Seni makalelerinden, öykü ve kuramsal kitaplarından, kısa filmlerinden tanıyanlar var, ancak ilk uzun metraj filmin “Acı Kahve” ile çok daha geniş bir kitleye hitap ediyorsun. Seninle yeni tanışan sinemaseverler için kendinden bahseder misin?

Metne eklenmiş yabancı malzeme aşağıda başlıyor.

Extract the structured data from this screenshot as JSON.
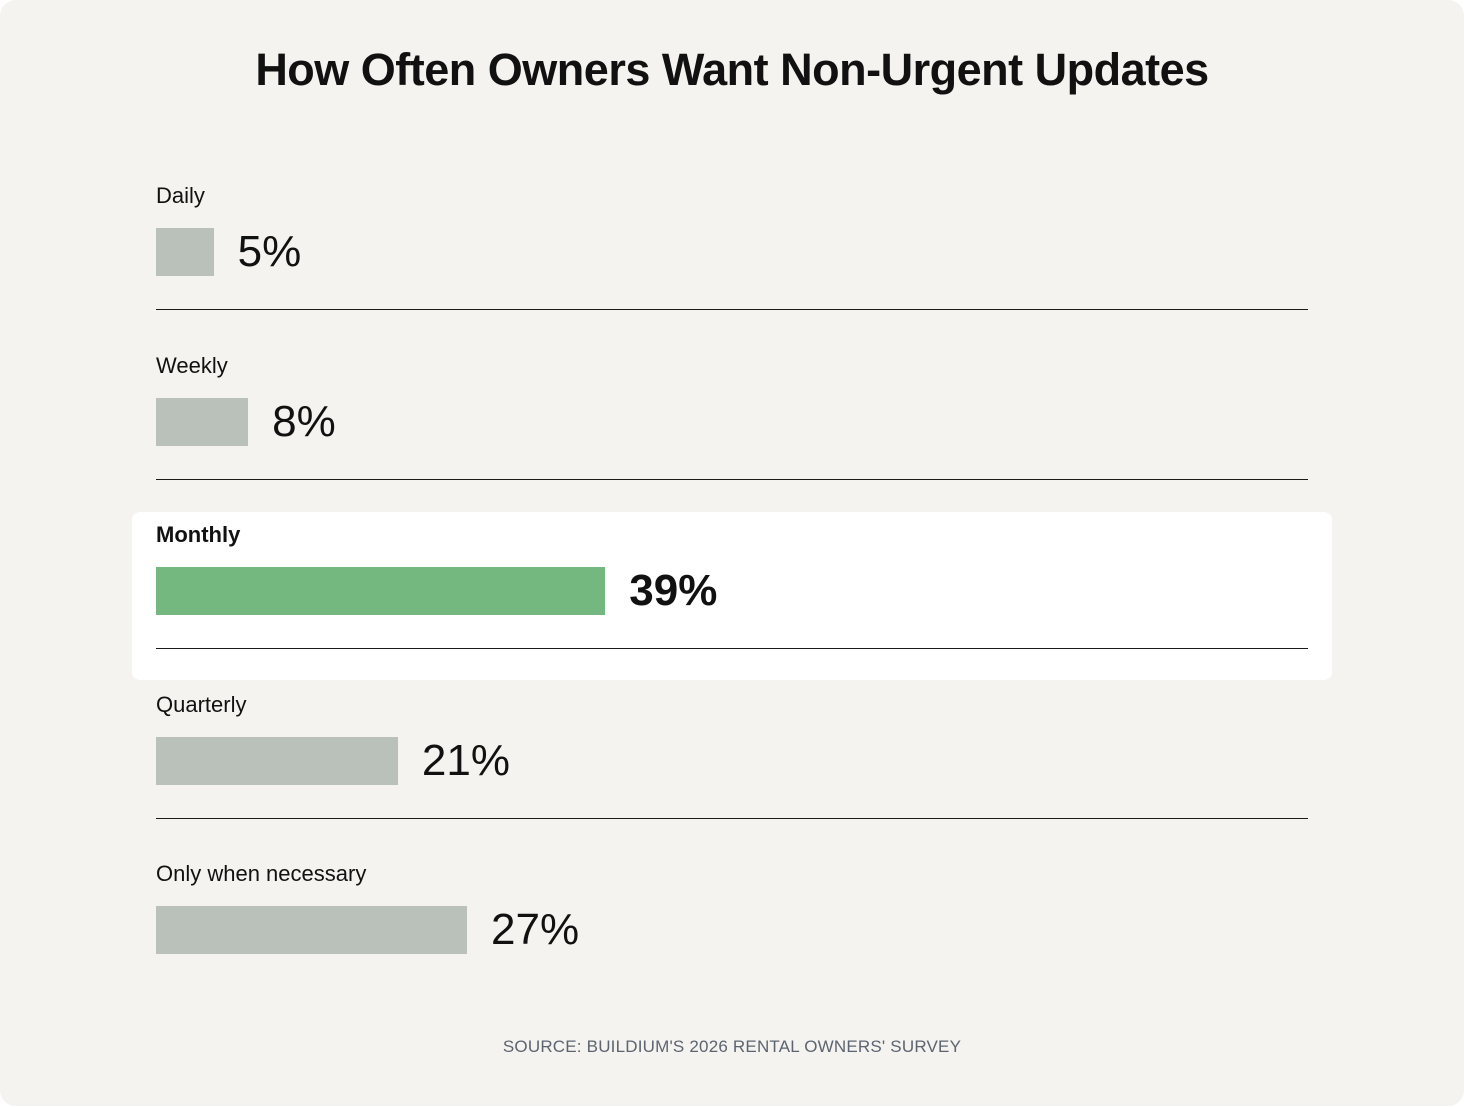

Marmara Üniversitesi Güzel Sanatlar Fakültesi Sinema Televizyon Bölümü’nde okudum. Okul o dönem teoriden çok pratiğe yönelikti. Kısa filmler çekmeye başladım. Mezun olduktan sonra da uğraşmaya devam ettim. 9 Eylül’de sinema alanında master yaptım. Sonra doktoraya başladım. O tarihten bu yana 8 tane kısa film yazdım, yönettim ve yapımcılığını üstlendim. Bu filmlerle totalde 400’e yakın festivale katıldım. Ulusal, uluslararası 70’e yakın da ödül aldım. İki tane öykü kitabı yazdım. Birkaç tane sinema kitabı yazdım. Sinemanın Teorisi kitabını derledim. Devletsiz Bir Ulusun Sineması ve Yönetmenler İlk Filmini Anlatıyor adlı kitapları yazdım. Şimdi Yeni Sinemanın Felsefesi diye bir kitap derledim Galiba önümüzdeki ay çıkacak. Sinema üzerine yazmayı seviyorum. Teorik alanda çalışmak hoşuma gidiyor. Çeşitli kamu ve özel kuruluşlarda sinema üzerine atölyeler yapıyor, dersler veriyorum. “Acı Kahve” yazdığım, yönettiğim ve yapımcılığını üstlendiğim ilk uzun metraj sinema filmi. Heyecanlıyım. 3 Ocak’ta vizyona girecek.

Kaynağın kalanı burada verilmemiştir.